UN report seeks emission reduction effort by 2025- 30

Existing cuts not enough to curb rising temperature

The voluntary emission cuts promised by the world could be insufficient to keep the temperature rise by two degree Celsius as recommended by the Inter-Governmental Panel on Climate Change, a new UN report suggested.

The report on intended national determined contributions (INDC) – released on Thursday – will trigger backroom negotiations to decide further cuts in the run up to the Paris climate summit.

“The INDCs have the capability of limiting the forecast temperature rise to around 2.7 degrees Celsius by 2100,” said Christiana Figueres, executive secretary of the UN Framework Convention on Climate Change.

The report takes into account 119 INDCs of 147 Parties submitted by October 1, which represents about 86 per cent of all the green house gas emissions in the world.

It does not directly assess implications for temperature change by 2100 since requires data beyond 2030, but independent analysis using different methodologies reveal temperature rise could be three degree Celsius or more.

“This by no means is enough but a lot lower than the estimated four, five or more degrees of warming projected by many prior to the INDCs,” Figueres said. One analysis by the Washington based non-profit group Climate revealed that temperatures could be well above 3.5 degree Celsius by 2100 if nations continue the business as usual approach beyond 2030.
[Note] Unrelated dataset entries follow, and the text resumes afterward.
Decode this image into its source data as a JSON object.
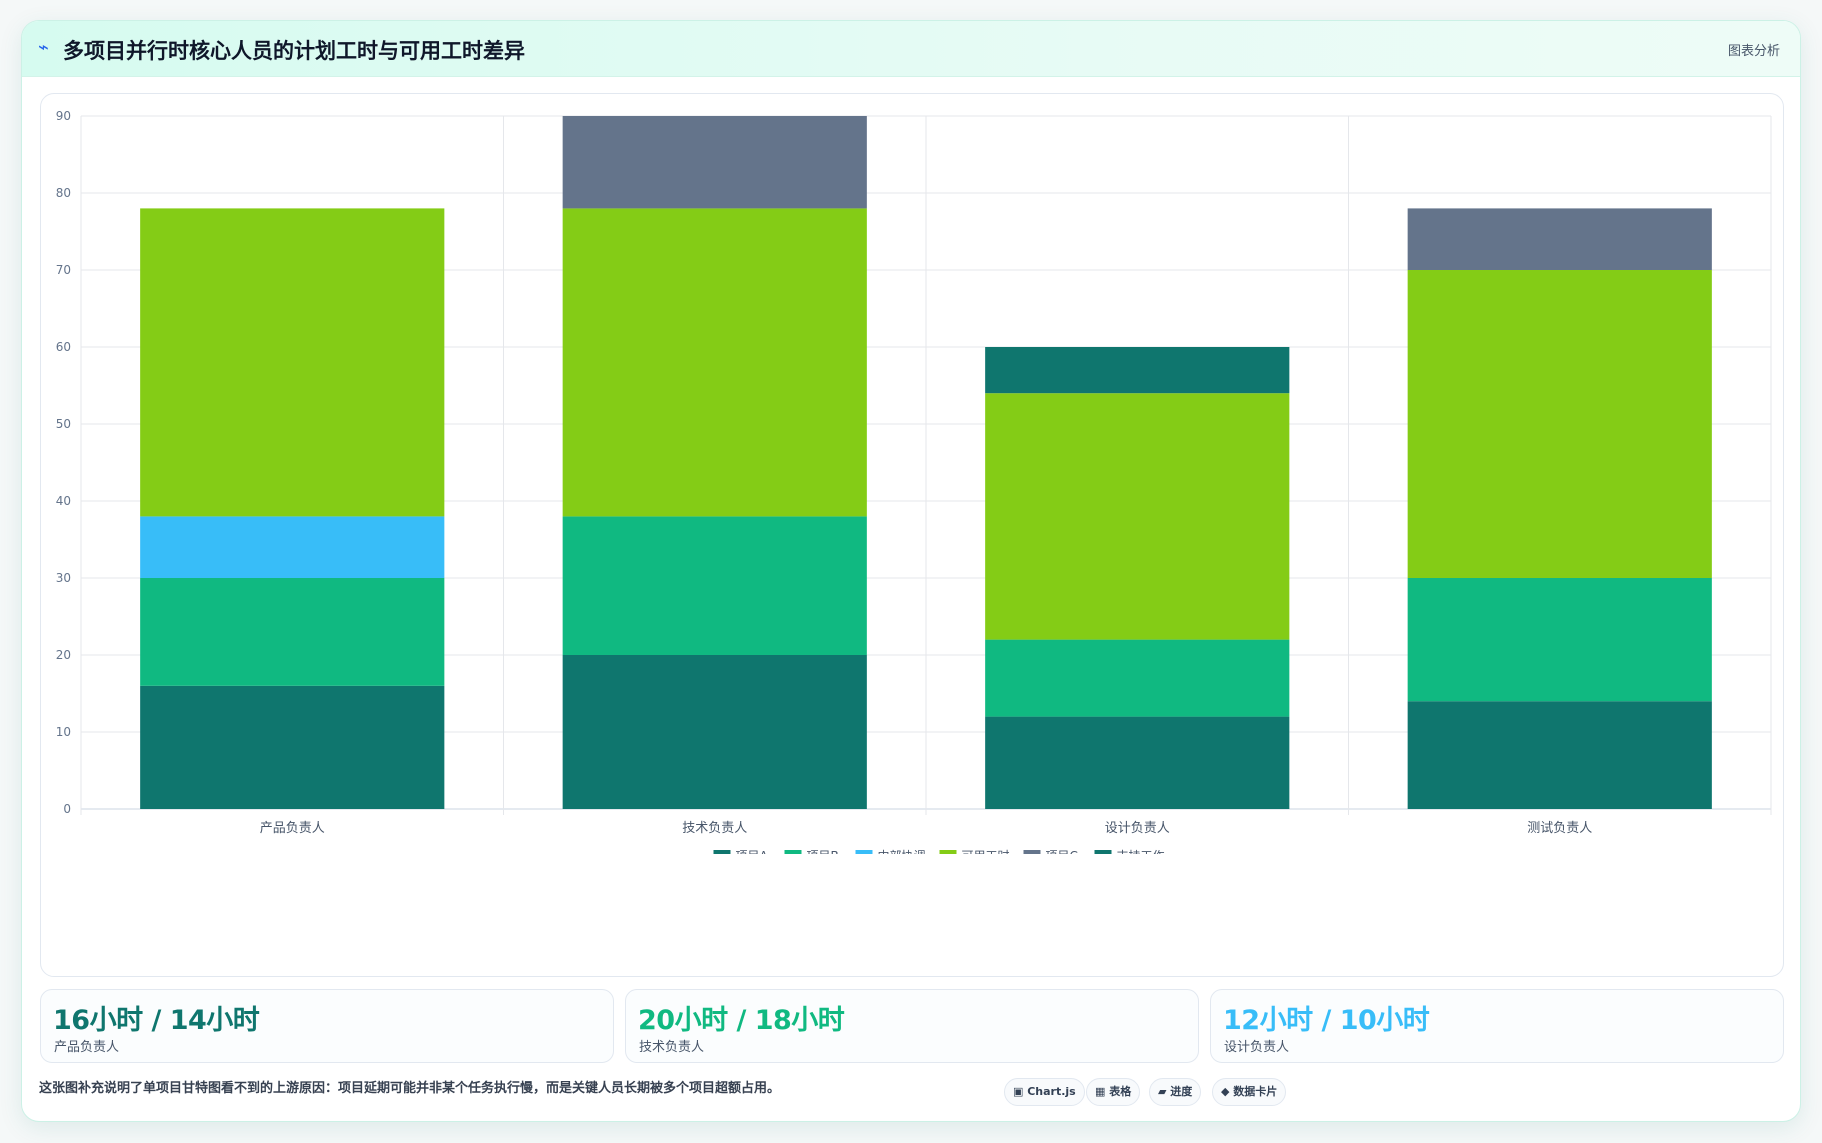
{
  "header": {
    "icon": "trend-icon",
    "title": "多项目并行时核心人员的计划工时与可用工时差异",
    "right_label": "图表分析"
  },
  "chart_data": {
    "type": "bar",
    "stacked": true,
    "categories": [
      "产品负责人",
      "技术负责人",
      "设计负责人",
      "测试负责人"
    ],
    "ylim": [
      0,
      90
    ],
    "yticks": [
      0,
      10,
      20,
      30,
      40,
      50,
      60,
      70,
      80,
      90
    ],
    "grid": true,
    "legend_position": "bottom",
    "series": [
      {
        "name": "项目A",
        "color": "#0f766e",
        "values": [
          16,
          20,
          12,
          14
        ]
      },
      {
        "name": "项目B",
        "color": "#10b981",
        "values": [
          14,
          18,
          10,
          16
        ]
      },
      {
        "name": "内部协调",
        "color": "#38bdf8",
        "values": [
          8,
          0,
          0,
          0
        ]
      },
      {
        "name": "可用工时",
        "color": "#84cc16",
        "values": [
          40,
          40,
          32,
          40
        ]
      },
      {
        "name": "项目C",
        "color": "#64748b",
        "values": [
          0,
          12,
          0,
          8
        ]
      },
      {
        "name": "支持工作",
        "color": "#0f766e",
        "values": [
          0,
          0,
          6,
          0
        ]
      }
    ]
  },
  "stats": [
    {
      "value": "16小时 / 14小时",
      "label": "产品负责人",
      "color": "#0f766e"
    },
    {
      "value": "20小时 / 18小时",
      "label": "技术负责人",
      "color": "#10b981"
    },
    {
      "value": "12小时 / 10小时",
      "label": "设计负责人",
      "color": "#38bdf8"
    }
  ],
  "footer": {
    "note": "这张图补充说明了单项目甘特图看不到的上游原因：项目延期可能并非某个任务执行慢，而是关键人员长期被多个项目超额占用。",
    "chips": [
      "▣ Chart.js",
      "▦ 表格",
      "▰ 进度",
      "◆ 数据卡片"
    ]
  }
}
“The commitments thus far get us on the pathway, but they don’t get us where we need to be. More aggressive reductions are needed,” stated John Sterman at the Massachusetts Institute of Technology in Cambridge, who did the analysis.

Overall, China, India, and other developing nations will account for about 80 per cent of total global emissions by 2100.

Less than two months before the summit, environment ministers from the BASIC group members – Brazil, South Africa, India and China – met in Beijing on the problems faced by these emerging economies and the outcome of the Paris meeting.

“We had a good meeting with Chinese Vice Premier Zhang Gaoli. Discussion revolved around the problems faced by BASIC countries (regarding climate change) and on the outcome of COP-21 in Paris,” Environment Minister Prakash Javadekar said in a brief statement.

With the estimate not falling within the 2 degree Celsius scenarios by 2025 and 2030, the UN report states greater emission reductions effort than those associated with the INDCs would be required after 2025 and 2030 to hold the temperature rise below the 2 degree Celsius threshold.